Shortly after the event described below, I wrote this article, which was subsequently printed in The Friend. I was living in Durham City at the time, and had decided to walk to the local supermarket to buy some groceries. Although it was raining, which is why I took the umbrella with me, there was no indication that the atmosphere was unstable. Moreover, whilst the rain continued unabated throughout, which resulted in me getting very wet, there was only the single lightning bolt.
Peter Hughes, Canterbury Meeting.
At about 15.30 on Monday 1 August 1988, I was touched by lightning. During the same moment, the wall of a house several miles away exploded, struck by a lightning bolt dramatically discharging approximately 12,000,000 volts. Every cable in the house blew. The chimney fell. The house was wrecked. In that moment, I felt a sudden jolt, and my arm jerked involuntarily. A brilliant, slender, jagged spark arced from the metal of my umbrella to my hand. I had been touched by a wisp of lightning.
I found myself unable to comprehend what had happened. As I stood there dithering in the road, the rain teeming down around, I could not decide what to do. Go on? Go back? Fold my umbrella? I was still feeling confused and uncertain later that evening. Was I really still here, and in one piece?

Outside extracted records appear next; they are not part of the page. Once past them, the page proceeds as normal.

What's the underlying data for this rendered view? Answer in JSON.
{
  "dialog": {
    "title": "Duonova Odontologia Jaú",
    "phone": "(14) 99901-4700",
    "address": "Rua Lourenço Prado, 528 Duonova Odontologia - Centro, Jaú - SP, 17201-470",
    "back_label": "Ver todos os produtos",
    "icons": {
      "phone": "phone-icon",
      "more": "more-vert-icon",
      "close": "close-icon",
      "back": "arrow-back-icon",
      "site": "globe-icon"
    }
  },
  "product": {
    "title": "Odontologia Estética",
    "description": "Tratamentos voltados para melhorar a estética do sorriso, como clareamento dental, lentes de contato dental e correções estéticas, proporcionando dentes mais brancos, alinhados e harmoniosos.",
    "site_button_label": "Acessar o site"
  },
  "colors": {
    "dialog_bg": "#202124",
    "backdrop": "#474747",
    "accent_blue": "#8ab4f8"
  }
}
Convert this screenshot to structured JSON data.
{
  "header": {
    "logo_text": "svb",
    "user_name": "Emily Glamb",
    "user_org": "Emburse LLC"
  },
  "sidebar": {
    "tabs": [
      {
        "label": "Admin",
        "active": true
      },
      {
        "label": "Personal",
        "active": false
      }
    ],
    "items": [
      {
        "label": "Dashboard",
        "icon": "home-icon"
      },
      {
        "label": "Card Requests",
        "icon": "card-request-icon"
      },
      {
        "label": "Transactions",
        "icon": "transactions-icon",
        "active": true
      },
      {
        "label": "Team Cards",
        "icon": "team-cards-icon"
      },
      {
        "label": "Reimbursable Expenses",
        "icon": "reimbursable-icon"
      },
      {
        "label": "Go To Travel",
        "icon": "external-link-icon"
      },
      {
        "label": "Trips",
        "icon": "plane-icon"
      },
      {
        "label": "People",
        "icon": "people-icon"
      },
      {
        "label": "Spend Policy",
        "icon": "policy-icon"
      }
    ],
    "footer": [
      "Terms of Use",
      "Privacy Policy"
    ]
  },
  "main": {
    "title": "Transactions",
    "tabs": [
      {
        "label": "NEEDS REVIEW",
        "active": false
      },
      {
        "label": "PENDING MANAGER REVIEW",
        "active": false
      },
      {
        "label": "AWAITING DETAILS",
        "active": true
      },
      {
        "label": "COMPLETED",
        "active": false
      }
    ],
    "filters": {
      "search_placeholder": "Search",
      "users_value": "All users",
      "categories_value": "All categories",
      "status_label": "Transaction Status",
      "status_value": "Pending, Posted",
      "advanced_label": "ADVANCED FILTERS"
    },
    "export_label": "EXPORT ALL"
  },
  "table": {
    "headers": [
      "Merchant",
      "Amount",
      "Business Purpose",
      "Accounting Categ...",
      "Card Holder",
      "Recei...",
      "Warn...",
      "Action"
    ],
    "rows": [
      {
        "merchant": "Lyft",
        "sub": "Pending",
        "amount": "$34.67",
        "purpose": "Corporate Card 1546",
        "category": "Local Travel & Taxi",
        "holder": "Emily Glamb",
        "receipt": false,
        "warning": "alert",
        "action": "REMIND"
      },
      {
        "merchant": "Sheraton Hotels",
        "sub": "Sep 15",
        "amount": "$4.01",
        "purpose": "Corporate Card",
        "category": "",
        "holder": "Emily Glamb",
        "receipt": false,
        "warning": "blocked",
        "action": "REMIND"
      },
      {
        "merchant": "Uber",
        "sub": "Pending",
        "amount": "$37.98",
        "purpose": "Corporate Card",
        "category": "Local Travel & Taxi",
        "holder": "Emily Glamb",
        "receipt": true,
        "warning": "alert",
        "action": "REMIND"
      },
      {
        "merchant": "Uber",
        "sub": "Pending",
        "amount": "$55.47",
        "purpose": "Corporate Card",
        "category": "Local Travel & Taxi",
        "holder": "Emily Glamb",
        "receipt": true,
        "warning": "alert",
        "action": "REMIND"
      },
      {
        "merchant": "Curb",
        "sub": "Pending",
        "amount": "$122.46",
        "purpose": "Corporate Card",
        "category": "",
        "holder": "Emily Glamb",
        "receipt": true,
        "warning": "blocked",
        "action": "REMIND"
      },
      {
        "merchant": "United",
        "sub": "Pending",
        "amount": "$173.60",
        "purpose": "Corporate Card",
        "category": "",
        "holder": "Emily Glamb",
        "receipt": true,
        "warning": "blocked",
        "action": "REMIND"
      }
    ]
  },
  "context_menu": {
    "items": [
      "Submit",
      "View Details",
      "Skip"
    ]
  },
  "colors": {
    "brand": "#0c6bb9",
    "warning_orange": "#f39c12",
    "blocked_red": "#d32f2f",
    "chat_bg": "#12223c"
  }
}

Luck, fate and predestination are, for me, unsatisfactory notions which are not simply misguided, but wanting in faith. (In their anthropocentricity, they seem to assume that the individual is of absolute significance to the universe.) Amongst other things, a problem of such notions is that they generate either spurious behaviour (wooing “Lady Luck”, tempting fate, etc) or the sensational trivialisation of whatever occurrence. We are deluged by irrelevant competitions and stories of amazing good or bad “luck”.
By way of contrast, there is that which is. What is has many forms. Some of that which is is subject to change, in which case the result is. Part of my spiritual task concerns coming to terms with and accepting what is. (Another part involves learning to recognise what is open to change and where change is needed, and then acting on this knowledge.)
Had events been different, had the wisp of lightning found the house, and the bolt sought me instead, then I should not be here now writing. However, that I might not have been here now has been so since my conception. Moreover, if I look back over thirty years, I can identify countless occasions, the outcomes of which could have been fatal. We totter blind along a narrow cliff-path, hoping fervently to avoid pathogen, accident and malice.
Some people might be content to believe that I had a lucky escape. Me, I am simply thankful that I was spared once again. Because my gratitude is not towards a person, I can channel it wherever I choose. I choose, therefore, to use this event in two ways. Firstly, to make real to myself, yet again, that which can be described as the sense of forever living on borrowed time, or, theocentrically, an awareness of the Grace of God. Secondly, I choose to recommit my efforts to following what I hope are the leadings of the Spirit.
Quakers, traditionally, are unsuperstitious. This leaves us free to translate any event into a turning back to the Light. When Paul was touched by God, he chose to change his whole life and work. Although I have no desire to be touched by lightning again, no doubt I shall be, in one way or another. But how much better were I able to recognise divine Grace (for want of a better phrase) regardless of the meteorological “acts of God”.